AI Vendor Evaluation Scorecard Template (with Weights)

The 8 Dimensions and Default Weights

Total weights sum to 100. Adjust based on use case — a regulated-industry deployment shifts more weight to data privacy and exit; a consumer-grade prototype shifts more weight to latency and cost.

20%

1. Model Quality

Eval pass rate on YOUR test set, hallucination rate, instruction-following. Not vendor benchmarks.

12%

2. Latency

p50/p95/p99 under your real traffic profile. Test at peak hours.

15%

3. Cost & Unit Economics

Total cost at 1x, 3x, and 10x volume. Include retries, eval traffic, and overage.

18%

4. Data Privacy & Security

Certifications, training opt-out, data residency, BYOK, SSO/SCIM. Non-negotiable for enterprise.

10%

5. Support & SLA

Uptime SLA, P1 response, named TAM, 24/7 coverage.

6. Roadmap & Velocity

Are they shipping on the cadence you need? Talk to current customers about the gap between roadmap and reality.

7. Integration & DX

SDK quality, docs, time to first call, webhook + streaming support.

8. Exit & Portability

Data export, prompt portability, contract terms. The hardest to renegotiate after signing.

The 1–5 Scoring Rubric

Use a five-point rubric, not a ten-point. The middle of a ten-point scale is meaningless mush. Five forces commitment.

5 — Best in class

Demonstrably better than any alternative on this dimension. Reference customer can confirm. Worth paying a premium for.

4 — Strong

Meets the bar with margin. No concerns. Roughly comparable to leaders.

3 — Adequate

Meets the minimum bar. No surprises but no advantages either. Default if the answer is incomplete.

2 — Concerning

Below the bar in a way that requires a workaround. Document the workaround cost in the scorecard notes.

1 — Disqualifying

On non-negotiable dimensions (security, exit), a 1 ends the evaluation. On others, it materially lowers the weighted total.
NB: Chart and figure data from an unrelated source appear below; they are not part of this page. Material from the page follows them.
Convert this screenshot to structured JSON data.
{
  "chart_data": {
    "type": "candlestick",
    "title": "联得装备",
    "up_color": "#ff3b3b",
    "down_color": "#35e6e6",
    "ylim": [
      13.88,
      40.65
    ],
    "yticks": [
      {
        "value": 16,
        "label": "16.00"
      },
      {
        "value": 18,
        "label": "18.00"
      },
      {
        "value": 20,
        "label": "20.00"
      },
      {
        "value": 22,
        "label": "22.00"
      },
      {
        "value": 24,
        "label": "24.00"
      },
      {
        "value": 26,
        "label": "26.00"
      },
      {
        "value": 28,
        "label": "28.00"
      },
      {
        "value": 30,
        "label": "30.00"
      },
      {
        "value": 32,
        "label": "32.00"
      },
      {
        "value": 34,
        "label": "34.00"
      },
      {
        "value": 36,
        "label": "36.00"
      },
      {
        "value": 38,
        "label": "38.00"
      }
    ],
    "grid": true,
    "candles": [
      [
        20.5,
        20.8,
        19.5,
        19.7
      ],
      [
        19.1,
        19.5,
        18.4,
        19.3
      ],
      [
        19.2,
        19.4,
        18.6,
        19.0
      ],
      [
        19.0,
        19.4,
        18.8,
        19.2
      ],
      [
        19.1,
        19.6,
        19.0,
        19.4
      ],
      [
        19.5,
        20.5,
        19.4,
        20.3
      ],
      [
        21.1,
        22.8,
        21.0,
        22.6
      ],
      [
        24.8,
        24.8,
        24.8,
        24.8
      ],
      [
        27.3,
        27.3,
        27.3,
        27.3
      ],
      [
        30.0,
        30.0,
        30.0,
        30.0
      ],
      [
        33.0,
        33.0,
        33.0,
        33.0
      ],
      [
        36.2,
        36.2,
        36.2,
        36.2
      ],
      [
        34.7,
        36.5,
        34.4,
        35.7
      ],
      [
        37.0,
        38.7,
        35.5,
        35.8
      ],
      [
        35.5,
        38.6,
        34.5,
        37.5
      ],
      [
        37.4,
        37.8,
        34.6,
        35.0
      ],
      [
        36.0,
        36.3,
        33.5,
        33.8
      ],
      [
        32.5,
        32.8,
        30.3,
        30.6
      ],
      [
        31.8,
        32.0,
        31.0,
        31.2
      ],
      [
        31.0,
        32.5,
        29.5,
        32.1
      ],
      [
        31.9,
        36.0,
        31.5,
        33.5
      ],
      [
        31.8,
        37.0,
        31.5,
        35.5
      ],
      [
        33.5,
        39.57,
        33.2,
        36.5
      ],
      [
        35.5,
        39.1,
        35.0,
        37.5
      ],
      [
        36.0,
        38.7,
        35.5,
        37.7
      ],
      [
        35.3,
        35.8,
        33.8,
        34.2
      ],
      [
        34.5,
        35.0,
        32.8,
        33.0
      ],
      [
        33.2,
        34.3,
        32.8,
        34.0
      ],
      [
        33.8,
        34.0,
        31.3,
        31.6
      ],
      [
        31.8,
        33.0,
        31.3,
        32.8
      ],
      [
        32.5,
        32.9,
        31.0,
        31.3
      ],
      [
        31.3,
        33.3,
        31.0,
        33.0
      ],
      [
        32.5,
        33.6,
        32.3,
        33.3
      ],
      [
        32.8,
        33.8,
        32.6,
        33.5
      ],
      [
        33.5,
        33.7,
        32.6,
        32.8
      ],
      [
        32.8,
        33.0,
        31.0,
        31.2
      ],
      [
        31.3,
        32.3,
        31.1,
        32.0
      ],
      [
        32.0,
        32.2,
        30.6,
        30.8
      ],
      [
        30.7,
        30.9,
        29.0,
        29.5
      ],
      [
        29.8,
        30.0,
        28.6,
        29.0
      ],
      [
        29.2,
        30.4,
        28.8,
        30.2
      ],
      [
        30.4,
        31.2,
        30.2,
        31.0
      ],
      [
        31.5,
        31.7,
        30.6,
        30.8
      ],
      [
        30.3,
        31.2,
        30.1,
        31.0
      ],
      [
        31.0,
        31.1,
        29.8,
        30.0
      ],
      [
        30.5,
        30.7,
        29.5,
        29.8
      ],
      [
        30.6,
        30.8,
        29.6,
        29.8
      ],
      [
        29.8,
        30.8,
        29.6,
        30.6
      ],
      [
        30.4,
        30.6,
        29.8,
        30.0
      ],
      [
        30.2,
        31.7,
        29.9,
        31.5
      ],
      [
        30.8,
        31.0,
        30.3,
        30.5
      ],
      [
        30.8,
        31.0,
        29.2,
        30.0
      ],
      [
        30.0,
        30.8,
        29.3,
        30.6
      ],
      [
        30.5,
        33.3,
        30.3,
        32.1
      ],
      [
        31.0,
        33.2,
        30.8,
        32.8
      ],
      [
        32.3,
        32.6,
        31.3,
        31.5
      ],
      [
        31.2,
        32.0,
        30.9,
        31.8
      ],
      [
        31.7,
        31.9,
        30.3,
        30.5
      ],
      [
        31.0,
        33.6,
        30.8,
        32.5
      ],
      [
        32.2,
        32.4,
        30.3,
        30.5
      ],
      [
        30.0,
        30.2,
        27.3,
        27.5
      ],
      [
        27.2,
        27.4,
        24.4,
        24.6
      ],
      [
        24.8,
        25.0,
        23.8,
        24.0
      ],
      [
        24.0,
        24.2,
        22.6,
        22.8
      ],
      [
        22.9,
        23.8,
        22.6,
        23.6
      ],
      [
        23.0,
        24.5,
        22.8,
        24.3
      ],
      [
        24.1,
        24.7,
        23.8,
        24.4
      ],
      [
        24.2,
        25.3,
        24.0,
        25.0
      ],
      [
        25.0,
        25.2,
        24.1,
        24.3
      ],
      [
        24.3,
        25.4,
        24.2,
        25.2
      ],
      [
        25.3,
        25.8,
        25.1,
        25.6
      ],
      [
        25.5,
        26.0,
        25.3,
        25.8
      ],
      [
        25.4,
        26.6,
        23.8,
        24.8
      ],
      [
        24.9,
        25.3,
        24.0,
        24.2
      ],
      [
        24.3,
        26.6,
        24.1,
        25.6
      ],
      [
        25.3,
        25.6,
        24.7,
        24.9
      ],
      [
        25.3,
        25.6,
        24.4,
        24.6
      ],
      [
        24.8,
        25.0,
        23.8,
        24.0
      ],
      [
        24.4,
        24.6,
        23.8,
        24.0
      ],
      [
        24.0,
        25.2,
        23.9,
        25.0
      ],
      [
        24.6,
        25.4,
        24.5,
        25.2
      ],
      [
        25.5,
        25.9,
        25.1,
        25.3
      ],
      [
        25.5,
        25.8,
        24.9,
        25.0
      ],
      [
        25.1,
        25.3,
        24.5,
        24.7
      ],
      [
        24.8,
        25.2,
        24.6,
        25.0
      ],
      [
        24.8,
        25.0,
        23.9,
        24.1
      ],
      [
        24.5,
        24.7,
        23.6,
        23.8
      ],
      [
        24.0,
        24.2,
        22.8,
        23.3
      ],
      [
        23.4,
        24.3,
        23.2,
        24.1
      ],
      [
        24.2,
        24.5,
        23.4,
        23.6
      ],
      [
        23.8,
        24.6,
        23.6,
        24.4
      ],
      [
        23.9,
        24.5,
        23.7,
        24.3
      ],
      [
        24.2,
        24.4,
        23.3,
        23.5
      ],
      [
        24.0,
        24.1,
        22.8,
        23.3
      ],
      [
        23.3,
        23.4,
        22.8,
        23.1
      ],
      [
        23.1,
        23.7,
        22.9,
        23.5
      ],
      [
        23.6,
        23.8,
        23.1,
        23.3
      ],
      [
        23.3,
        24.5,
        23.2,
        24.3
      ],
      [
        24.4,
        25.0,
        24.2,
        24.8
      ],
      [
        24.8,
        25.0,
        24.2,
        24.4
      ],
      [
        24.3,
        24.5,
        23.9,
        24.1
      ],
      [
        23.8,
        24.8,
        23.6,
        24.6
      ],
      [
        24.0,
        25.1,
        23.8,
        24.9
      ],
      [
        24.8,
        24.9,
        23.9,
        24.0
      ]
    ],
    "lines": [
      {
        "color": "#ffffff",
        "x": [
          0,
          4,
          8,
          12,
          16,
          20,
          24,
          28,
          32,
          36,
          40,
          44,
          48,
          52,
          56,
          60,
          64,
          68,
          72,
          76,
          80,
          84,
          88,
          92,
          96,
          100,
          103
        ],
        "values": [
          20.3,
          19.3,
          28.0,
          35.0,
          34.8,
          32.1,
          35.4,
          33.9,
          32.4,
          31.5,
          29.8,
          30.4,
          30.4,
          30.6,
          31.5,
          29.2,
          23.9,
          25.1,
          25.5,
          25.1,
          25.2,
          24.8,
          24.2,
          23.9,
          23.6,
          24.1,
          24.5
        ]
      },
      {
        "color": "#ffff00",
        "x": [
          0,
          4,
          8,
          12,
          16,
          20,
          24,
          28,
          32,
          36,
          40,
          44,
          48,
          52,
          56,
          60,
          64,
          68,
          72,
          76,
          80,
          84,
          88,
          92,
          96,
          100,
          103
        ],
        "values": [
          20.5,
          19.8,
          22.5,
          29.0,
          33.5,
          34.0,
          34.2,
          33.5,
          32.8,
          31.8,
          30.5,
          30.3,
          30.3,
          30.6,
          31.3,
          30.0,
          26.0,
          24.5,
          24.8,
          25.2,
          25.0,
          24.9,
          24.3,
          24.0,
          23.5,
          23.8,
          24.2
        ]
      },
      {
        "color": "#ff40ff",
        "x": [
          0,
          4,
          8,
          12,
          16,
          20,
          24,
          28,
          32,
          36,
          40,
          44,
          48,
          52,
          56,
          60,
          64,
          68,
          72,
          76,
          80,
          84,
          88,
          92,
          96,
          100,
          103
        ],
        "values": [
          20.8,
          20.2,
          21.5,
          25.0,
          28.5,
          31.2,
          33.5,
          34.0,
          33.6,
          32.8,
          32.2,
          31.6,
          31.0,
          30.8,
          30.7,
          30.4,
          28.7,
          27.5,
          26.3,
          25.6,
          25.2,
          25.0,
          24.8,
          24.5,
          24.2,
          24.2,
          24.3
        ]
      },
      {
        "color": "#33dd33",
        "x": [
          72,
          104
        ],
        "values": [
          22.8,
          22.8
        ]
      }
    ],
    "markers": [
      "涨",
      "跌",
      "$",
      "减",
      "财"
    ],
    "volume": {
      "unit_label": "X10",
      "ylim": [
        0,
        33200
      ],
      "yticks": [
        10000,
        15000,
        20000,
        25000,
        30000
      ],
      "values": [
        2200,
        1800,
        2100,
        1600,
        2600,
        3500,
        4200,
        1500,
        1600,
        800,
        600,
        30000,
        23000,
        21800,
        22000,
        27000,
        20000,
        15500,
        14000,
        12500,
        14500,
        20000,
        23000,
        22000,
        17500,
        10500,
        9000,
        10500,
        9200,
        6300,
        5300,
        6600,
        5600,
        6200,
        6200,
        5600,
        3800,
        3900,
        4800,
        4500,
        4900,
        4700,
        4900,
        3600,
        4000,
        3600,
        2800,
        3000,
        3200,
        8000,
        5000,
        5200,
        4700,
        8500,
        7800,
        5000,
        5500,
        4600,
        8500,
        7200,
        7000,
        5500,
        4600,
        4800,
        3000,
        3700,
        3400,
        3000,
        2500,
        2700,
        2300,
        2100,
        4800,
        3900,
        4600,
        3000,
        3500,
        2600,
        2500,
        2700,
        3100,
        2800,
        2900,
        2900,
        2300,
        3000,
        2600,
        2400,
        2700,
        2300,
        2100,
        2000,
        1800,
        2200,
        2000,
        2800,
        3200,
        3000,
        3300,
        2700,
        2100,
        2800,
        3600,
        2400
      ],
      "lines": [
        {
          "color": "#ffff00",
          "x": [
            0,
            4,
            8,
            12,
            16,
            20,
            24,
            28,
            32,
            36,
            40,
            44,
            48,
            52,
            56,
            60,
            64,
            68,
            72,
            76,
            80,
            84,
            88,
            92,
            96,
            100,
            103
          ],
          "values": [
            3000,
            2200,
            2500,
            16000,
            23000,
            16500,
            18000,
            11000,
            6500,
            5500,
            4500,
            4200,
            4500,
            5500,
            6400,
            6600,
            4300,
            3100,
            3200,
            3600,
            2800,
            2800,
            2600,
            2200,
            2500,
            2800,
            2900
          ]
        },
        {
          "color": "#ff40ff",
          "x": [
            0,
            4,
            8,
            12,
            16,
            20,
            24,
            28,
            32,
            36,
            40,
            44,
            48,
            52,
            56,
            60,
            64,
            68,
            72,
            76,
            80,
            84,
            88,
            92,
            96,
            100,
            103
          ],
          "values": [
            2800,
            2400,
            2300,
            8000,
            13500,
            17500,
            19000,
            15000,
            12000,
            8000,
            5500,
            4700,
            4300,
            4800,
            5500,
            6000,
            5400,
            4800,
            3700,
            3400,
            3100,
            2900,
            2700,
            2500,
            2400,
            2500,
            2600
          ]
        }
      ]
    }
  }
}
Worked Example: Three Vendors, Same Scorecard

Below is an example scorecard comparing three real vendor archetypes: Vendor A (frontier API), Vendor B (vertical AI startup), Vendor C (incumbent SaaS with bolt-on AI).

Dimension	Weight	A	B	C
Model Quality	20%	5	4	3
Latency	12%	4	4	3
Cost	15%	3	4	2
Data Privacy	18%	4	5	5
Support & SLA	10%	3	4	5
Roadmap	8%	5	4	2
Integration & DX	8%	5	4	3
Exit & Portability	9%	4	3	4
Weighted Total (out of 5)	100%	4.10	4.08	3.31

A and B are within 0.02 — a tie. The recommendation in this case is not 'pick A.' It is: rerun the dimensions where A and B differ (cost, privacy, roadmap) with deeper diligence. The scorecard surfaces where the decision actually lives.

Run Vendor Evals Like a Senior PM

AI procurement, weighted decisions, and stakeholder defense are taught live in the AI PM Masterclass — by a Salesforce Sr. Director PM.

Two-Evaluator Protocol

Single-evaluator scorecards are biased. Use two evaluators in parallel and reconcile.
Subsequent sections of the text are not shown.